Les récentes opérations de la Police Nationale d'Haïti à Croix-des-Bouquets le 1er février ont
neutralisé trois individus armés et saisi des armes automatiques tandis que les opérations du
31 janvier ont tué huit membres de gangs. Le Ministre de la Justice Pélissier a déclaré le 20
janvier que de grandes sections du centre administratif de Port-au-Prince sont passées de
zones rouges à zones oranges suite aux opérations sécurisant l'intersection de l'aéroport
Delmas 19 et Nazon.
Les gangs armés continuent de contrôler environ 90 pour cent de Port-au-Prince malgré ces
gains tactiques. Le déploiement de la Force de Suppression des Gangs reste à 950-1000
personnels principalement des forces kényanes contre une force autorisée de 5550 avec un
déploiement complet attendu d'ici l'été ou l'automne 2026. Le Bureau d'Appui des Nations Unies
progresse vers sa date limite opérationnelle du 1er avril mais l'évaluation de Chatham House
renforce que la GSF seule est insuffisante sans réformes structurelles.

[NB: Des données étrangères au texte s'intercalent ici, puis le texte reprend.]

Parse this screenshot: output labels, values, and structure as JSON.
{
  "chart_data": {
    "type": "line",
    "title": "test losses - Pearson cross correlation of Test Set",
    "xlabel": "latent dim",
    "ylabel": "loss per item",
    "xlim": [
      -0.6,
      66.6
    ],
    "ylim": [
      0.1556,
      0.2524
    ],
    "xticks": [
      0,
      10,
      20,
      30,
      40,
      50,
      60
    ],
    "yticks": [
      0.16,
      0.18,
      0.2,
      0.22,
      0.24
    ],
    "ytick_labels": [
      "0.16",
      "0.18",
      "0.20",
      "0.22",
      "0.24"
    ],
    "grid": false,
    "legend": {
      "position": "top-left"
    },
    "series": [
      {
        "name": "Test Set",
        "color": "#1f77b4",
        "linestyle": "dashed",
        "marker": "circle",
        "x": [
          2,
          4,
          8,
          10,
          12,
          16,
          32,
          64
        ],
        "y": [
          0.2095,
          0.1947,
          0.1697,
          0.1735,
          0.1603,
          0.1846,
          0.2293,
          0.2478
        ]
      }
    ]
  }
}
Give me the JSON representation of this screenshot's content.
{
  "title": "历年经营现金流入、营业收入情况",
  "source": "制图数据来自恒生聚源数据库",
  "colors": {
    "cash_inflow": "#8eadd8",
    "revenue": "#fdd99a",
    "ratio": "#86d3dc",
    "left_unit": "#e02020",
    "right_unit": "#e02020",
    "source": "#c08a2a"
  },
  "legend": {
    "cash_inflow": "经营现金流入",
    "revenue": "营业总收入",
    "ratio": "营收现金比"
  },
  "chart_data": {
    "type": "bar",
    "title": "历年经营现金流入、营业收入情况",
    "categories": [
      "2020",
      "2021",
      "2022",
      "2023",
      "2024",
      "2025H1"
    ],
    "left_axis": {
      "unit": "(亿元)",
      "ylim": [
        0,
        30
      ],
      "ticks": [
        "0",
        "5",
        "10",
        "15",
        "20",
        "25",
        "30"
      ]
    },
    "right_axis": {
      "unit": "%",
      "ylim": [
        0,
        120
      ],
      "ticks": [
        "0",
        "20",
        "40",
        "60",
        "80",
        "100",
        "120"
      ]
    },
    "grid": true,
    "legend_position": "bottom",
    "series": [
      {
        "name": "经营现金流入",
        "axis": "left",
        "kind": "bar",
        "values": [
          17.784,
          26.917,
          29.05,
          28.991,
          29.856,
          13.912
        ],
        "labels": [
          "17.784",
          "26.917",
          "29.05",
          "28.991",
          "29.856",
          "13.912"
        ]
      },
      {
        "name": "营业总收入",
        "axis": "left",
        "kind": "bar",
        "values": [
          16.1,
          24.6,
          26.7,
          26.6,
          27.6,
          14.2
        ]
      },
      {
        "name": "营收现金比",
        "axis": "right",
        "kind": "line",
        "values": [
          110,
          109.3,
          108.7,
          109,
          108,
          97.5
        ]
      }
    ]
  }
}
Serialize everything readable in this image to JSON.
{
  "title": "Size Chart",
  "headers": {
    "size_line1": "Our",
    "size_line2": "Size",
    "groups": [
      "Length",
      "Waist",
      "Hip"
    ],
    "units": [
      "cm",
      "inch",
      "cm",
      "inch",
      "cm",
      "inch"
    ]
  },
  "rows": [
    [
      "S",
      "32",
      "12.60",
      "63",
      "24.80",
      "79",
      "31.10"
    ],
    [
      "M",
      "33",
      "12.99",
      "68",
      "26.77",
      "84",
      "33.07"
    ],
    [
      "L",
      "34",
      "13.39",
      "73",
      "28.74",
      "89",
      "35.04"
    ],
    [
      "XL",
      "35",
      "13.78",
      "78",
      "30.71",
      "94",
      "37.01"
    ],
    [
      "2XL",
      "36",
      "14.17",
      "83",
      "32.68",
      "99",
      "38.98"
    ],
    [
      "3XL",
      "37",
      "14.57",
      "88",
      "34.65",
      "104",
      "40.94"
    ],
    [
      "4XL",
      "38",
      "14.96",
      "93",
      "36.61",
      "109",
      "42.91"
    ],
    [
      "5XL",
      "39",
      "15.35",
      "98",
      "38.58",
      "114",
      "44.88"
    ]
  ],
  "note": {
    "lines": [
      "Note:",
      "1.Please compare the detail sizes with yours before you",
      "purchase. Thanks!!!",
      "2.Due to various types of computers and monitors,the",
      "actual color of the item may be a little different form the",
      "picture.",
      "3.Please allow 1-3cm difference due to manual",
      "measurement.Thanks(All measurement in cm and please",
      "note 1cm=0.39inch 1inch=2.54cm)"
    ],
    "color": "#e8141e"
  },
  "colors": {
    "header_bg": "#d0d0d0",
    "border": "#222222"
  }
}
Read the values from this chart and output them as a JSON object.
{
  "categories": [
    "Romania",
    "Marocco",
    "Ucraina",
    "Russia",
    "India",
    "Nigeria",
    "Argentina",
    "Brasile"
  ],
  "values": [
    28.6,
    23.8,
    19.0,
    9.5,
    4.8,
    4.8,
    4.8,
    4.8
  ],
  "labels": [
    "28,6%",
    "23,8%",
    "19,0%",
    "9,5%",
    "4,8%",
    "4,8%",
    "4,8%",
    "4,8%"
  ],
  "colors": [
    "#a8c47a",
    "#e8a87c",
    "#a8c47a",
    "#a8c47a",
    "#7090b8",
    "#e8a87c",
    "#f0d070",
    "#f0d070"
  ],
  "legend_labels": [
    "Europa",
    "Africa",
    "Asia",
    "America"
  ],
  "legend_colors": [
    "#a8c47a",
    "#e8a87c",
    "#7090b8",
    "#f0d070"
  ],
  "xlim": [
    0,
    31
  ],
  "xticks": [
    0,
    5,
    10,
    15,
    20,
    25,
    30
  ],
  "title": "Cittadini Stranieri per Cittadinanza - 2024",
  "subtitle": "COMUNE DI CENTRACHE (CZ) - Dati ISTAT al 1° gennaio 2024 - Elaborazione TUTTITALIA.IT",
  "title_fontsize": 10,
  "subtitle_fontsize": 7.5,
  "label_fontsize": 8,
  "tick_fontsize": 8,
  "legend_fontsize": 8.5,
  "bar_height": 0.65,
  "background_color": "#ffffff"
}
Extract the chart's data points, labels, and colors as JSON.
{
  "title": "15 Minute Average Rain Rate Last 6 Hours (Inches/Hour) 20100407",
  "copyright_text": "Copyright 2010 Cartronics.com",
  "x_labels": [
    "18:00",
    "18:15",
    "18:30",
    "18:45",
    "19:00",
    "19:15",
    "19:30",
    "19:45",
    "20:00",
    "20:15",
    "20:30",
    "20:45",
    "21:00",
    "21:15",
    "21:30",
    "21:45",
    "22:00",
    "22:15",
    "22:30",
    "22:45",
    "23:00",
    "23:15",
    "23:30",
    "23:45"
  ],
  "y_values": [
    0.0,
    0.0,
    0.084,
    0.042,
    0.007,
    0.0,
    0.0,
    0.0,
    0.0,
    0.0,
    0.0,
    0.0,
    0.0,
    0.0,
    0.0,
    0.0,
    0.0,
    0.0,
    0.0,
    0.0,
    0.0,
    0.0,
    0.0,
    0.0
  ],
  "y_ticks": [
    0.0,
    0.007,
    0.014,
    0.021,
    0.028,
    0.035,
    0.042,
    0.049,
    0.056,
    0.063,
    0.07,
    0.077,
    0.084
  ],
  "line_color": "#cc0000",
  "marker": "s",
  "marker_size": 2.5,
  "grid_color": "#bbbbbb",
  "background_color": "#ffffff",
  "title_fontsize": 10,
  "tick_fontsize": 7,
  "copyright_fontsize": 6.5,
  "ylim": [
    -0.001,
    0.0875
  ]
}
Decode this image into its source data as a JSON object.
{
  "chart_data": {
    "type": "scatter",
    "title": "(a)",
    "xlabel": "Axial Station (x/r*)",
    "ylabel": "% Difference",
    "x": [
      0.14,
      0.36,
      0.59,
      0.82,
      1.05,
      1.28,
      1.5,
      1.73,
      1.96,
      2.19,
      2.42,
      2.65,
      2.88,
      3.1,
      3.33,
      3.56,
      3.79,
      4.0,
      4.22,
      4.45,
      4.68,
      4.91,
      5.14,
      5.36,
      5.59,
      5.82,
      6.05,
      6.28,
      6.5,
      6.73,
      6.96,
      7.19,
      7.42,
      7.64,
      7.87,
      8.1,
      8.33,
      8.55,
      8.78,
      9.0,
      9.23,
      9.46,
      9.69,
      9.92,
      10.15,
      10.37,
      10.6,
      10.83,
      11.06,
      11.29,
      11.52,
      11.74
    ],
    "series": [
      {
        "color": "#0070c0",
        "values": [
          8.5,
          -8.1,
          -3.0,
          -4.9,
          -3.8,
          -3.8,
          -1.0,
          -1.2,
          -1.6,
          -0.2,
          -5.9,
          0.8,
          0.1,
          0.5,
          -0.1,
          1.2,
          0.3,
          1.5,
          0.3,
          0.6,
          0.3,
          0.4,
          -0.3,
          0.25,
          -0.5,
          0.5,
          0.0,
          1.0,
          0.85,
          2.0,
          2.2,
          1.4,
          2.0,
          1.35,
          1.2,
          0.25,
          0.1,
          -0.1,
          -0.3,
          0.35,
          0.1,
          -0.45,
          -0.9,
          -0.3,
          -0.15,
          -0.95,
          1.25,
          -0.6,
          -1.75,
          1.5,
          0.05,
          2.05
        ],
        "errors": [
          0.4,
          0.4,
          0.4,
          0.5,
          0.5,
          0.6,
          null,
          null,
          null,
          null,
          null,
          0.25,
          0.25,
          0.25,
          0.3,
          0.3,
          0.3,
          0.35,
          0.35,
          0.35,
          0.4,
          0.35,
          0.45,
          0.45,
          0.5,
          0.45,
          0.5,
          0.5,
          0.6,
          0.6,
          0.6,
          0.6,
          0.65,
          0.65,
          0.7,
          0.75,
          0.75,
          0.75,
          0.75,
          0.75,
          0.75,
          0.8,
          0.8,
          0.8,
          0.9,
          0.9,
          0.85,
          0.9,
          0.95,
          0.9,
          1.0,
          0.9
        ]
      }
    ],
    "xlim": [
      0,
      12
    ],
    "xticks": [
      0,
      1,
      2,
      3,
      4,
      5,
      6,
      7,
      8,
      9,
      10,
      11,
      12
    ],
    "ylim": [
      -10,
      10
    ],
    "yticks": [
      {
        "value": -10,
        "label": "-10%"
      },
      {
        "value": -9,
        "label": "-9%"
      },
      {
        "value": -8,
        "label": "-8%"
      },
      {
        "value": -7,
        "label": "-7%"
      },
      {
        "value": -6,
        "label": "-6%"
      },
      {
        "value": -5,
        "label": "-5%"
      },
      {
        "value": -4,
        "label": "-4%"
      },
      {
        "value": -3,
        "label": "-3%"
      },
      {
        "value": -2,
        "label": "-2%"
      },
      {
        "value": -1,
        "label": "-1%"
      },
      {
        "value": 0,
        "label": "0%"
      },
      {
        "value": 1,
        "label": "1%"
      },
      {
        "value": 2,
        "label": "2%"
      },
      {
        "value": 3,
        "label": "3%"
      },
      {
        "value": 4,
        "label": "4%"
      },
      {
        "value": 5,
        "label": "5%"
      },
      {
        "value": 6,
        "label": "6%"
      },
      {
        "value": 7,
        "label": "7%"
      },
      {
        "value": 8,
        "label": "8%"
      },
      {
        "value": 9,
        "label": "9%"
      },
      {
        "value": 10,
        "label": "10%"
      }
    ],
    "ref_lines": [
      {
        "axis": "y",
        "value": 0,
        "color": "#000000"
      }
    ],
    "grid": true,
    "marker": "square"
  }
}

Le taux de change reste stable à 131,00 HTG par USD avec une dépréciation mensuelle de
0,10 pour cent et une dépréciation sur 12 mois de 0,62 pour cent. Aucune alerte de dévaluation
significative n'a été déclenchée. Le renouvellement du programme textile HOPE-HELP a été
adopté par la Chambre américaine le 11 janvier et attend l'action du Sénat avec le soutien de
l'Association des Industries mais aucun mouvement du Sénat détecté au cours des dernières
24 heures.
Les conditions humanitaires restent sévères avec 1,5 million de personnes déplacées par la
violence des gangs une insécurité alimentaire massive et un appel humanitaire de 880 millions
de dollars pour 2026 ciblant 4,2 millions de personnes. L'interdiction de la FAA sur les
transporteurs américains reste en vigueur jusqu'au 7 mars et l'installation hydroélectrique de
Péligre reste hors ligne. Ces contraintes limitent le potentiel de reprise économique même dans
les scénarios où les opérations de sécurité produisent des gains territoriaux.